Our study has a number of limitations. Data were based on self-report; there is a risk of reporting bias among women who did not speak English if adequate translation services were not available. Furthermore, there was a suggestion from the qualitative study  that women who identified as Somali may purposively report their last menstrual period as later that it truly was, in attempt to avoid induction of pregnancy. We did not find any statistically significant evidence of women who identified as Somali being more likely to have their reported last menstrual period being corrected after ultrasound (data not shown); however, if this did occur then it would mean that the true difference in late booking was under-estimated in our study.
As this study used routinely collected data, we were restricted in our analyses to available variables. We did not have information available on some potentially important risk factors; for example maternal education is known to be an important predictor of utilisation of health care. Some women may have initiated aspects of maternity care, such as smoking or alcohol cessation, prior to the booking appointment, particularly if the pregnancy was planned. Parts of the booking form completed by the midwife, such as maternal place of birth and occupation, were stored in a free-text format. This has implications for data validity as the information was not always recorded with sufficient clarity and detail; for example, over 20% of women had an “unclassifiable” occupation. Furthermore, recoding the free-text fields into a usable format was resource-intensive process.

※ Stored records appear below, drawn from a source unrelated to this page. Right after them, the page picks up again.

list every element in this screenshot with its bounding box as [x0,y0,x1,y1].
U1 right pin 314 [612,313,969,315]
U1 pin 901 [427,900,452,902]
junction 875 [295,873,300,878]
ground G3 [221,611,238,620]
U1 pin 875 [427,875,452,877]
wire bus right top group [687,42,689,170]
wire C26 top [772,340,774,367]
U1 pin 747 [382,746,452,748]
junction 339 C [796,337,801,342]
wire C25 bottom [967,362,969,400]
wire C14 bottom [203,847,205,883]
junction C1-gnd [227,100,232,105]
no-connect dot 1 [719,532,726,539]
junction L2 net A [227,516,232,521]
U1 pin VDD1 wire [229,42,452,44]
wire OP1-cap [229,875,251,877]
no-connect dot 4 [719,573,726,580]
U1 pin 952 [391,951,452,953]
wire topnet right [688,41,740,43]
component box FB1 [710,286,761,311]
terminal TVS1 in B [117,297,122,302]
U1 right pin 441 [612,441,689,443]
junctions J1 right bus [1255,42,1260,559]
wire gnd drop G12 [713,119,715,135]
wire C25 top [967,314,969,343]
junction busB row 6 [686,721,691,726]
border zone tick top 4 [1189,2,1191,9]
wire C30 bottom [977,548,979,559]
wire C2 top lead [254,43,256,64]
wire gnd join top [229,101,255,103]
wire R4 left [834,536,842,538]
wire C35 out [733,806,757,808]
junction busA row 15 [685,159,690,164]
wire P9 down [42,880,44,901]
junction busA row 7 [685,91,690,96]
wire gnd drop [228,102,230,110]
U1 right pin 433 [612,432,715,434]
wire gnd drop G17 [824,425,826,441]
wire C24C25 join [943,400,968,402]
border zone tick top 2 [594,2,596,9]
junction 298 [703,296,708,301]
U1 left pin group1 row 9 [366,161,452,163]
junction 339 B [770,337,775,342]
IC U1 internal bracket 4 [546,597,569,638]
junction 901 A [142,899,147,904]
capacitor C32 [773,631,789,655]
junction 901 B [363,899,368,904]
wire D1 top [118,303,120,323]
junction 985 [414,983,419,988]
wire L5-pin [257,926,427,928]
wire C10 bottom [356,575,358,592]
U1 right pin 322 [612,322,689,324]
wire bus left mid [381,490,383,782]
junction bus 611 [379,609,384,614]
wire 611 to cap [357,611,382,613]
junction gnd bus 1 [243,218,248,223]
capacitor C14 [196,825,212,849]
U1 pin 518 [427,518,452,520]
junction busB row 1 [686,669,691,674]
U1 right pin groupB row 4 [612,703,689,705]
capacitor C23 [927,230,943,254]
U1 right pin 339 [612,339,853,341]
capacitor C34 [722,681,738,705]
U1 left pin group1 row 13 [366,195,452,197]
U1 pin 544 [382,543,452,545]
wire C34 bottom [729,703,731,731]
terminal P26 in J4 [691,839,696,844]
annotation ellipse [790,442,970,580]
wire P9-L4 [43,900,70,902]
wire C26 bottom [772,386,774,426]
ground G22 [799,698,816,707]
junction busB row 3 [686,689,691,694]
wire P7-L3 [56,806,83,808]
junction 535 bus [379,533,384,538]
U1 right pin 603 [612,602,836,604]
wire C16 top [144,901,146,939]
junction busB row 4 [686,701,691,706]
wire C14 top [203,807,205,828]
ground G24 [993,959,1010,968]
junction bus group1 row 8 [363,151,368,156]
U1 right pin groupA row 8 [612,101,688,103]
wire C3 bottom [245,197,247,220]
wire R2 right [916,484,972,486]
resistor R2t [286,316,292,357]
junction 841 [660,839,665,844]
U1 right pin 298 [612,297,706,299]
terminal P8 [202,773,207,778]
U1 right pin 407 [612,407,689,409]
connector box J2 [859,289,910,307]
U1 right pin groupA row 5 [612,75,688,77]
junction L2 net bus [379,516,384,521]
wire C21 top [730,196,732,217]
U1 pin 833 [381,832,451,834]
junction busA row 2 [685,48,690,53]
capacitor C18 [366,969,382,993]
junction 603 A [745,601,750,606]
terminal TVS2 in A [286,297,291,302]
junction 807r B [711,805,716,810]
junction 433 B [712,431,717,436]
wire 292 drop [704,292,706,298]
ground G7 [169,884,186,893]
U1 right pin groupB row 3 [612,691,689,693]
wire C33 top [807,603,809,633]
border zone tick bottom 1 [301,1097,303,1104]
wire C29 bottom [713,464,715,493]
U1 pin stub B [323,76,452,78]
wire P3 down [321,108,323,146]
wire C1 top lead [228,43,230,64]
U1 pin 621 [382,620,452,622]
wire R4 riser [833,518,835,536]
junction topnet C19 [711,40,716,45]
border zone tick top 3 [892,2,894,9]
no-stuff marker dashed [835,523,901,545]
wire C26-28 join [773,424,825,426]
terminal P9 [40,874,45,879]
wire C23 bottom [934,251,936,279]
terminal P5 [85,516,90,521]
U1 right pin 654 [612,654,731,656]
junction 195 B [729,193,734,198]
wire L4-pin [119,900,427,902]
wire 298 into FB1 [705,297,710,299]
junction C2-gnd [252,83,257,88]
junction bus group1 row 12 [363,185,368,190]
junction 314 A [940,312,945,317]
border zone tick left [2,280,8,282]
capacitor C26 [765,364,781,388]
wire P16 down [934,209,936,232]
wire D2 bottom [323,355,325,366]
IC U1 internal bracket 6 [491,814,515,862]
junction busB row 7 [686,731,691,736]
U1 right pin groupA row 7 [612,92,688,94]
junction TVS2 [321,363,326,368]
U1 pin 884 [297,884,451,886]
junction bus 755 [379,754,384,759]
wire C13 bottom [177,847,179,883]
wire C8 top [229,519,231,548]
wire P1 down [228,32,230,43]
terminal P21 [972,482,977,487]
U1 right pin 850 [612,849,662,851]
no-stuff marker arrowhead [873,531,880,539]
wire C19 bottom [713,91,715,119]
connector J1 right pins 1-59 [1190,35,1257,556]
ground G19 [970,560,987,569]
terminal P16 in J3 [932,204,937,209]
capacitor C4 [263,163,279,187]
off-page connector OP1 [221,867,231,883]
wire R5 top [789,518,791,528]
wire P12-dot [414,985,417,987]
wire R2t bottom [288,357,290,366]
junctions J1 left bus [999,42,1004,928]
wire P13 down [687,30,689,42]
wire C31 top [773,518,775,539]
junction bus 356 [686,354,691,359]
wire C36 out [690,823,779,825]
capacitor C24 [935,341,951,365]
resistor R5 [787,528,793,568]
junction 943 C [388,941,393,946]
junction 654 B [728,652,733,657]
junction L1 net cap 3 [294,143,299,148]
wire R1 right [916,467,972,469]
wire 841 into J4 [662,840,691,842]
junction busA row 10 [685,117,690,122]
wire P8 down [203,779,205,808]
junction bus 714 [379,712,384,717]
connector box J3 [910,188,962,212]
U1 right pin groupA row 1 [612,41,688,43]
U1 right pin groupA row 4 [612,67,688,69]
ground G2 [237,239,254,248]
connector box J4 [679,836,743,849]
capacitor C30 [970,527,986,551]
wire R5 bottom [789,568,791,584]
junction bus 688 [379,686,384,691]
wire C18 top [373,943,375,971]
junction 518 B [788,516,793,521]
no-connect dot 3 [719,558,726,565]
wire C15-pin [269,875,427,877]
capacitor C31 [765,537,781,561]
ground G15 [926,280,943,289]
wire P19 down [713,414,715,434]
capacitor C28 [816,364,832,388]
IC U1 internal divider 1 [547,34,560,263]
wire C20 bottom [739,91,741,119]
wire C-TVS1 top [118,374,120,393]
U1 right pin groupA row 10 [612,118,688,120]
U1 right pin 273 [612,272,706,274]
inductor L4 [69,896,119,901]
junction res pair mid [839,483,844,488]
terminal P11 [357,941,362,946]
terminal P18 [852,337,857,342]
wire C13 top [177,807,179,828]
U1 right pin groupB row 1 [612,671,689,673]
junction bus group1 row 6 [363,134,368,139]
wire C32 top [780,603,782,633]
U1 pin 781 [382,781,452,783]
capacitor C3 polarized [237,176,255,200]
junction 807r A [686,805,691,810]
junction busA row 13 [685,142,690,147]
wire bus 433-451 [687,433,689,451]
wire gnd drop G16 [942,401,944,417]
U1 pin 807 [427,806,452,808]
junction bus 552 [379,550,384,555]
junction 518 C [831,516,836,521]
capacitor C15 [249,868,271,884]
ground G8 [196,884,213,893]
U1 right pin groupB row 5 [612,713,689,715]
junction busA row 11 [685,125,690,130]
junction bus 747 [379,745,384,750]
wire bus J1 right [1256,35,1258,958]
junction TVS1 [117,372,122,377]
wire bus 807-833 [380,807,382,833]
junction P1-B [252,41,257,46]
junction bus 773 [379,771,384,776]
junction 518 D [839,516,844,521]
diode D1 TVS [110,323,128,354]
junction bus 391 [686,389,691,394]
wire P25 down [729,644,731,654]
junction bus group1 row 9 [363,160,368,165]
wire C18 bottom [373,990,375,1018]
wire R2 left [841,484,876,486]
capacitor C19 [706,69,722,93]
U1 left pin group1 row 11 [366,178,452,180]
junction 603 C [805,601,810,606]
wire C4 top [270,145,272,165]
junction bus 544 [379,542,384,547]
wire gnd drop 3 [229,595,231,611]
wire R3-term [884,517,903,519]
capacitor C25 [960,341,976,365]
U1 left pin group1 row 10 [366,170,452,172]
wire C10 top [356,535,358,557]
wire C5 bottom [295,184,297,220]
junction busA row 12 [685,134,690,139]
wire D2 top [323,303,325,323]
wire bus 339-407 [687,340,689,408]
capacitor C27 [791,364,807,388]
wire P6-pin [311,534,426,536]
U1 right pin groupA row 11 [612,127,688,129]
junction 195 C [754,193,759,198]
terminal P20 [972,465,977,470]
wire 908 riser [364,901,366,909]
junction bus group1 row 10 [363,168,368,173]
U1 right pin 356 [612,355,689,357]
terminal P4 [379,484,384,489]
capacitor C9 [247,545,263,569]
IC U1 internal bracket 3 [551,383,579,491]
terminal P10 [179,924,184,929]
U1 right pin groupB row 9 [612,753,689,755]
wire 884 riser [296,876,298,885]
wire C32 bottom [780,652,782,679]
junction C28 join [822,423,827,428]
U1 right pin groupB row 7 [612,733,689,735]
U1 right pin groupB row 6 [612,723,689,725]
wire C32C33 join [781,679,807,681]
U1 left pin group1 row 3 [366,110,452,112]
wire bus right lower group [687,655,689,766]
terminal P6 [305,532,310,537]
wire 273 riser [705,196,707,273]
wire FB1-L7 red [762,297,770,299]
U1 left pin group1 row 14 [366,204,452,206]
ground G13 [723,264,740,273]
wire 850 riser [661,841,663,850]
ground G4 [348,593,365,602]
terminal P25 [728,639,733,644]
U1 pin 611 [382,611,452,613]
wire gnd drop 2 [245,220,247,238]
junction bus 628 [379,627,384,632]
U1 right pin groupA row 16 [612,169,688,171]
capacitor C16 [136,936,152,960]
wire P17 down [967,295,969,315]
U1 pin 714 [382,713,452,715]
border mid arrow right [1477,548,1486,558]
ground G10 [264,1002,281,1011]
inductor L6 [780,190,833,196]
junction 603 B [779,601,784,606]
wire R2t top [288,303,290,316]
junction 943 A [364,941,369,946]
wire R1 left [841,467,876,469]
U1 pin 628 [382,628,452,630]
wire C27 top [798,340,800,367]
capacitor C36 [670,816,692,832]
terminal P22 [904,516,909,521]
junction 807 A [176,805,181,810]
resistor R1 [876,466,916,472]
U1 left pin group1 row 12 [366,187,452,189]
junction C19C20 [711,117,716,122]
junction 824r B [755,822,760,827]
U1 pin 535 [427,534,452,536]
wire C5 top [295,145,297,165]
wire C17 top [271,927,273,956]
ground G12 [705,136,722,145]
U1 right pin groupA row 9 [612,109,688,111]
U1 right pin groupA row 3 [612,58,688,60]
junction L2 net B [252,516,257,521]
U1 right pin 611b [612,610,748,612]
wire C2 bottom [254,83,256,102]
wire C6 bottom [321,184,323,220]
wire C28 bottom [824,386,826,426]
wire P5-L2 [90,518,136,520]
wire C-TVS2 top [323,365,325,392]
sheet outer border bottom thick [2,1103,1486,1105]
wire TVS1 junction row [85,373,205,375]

Missing data in this study were relatively low (just 3.6% of the sample had a missing value on one or more covariate). However, it should be noted that the most recent Confidential Enquiries report into maternal deaths in the UK (CMACE) observed that many of the women who died during the 2006–2008 period had insufficient information recorded during the booking appointment to define their ‘risk status’  and it is, therefore, important to be aware that a very small but important group of women who go on to develop severe complications may potentially be over-represented among those with missing data.
Our findings provide further evidence to support the CMACE findings that additional efforts need to be made to support pregnant migrant women, particularly those who speak little or no English . However, we additionally showed that certain ethnic groups are prone to late antenatal booking after English language ability and UK birthplace/non-UK birthplace were taken into account. Antenatal care may play an important role in establishing access patterns and gaining familiarity with the healthcare system in general; for those from migrant communities pregnancy may be the first time they access the healthcare in the UK.
The identification of groups at increased risk of late antenatal booking has important public health implications. Future research should focus on effective interventions to encourage these minority groups to engage with maternity services. The results of this study (as well as the wider study ) will be used to inform a package of interventions in East London aimed at improving early and consistent access to antenatal care.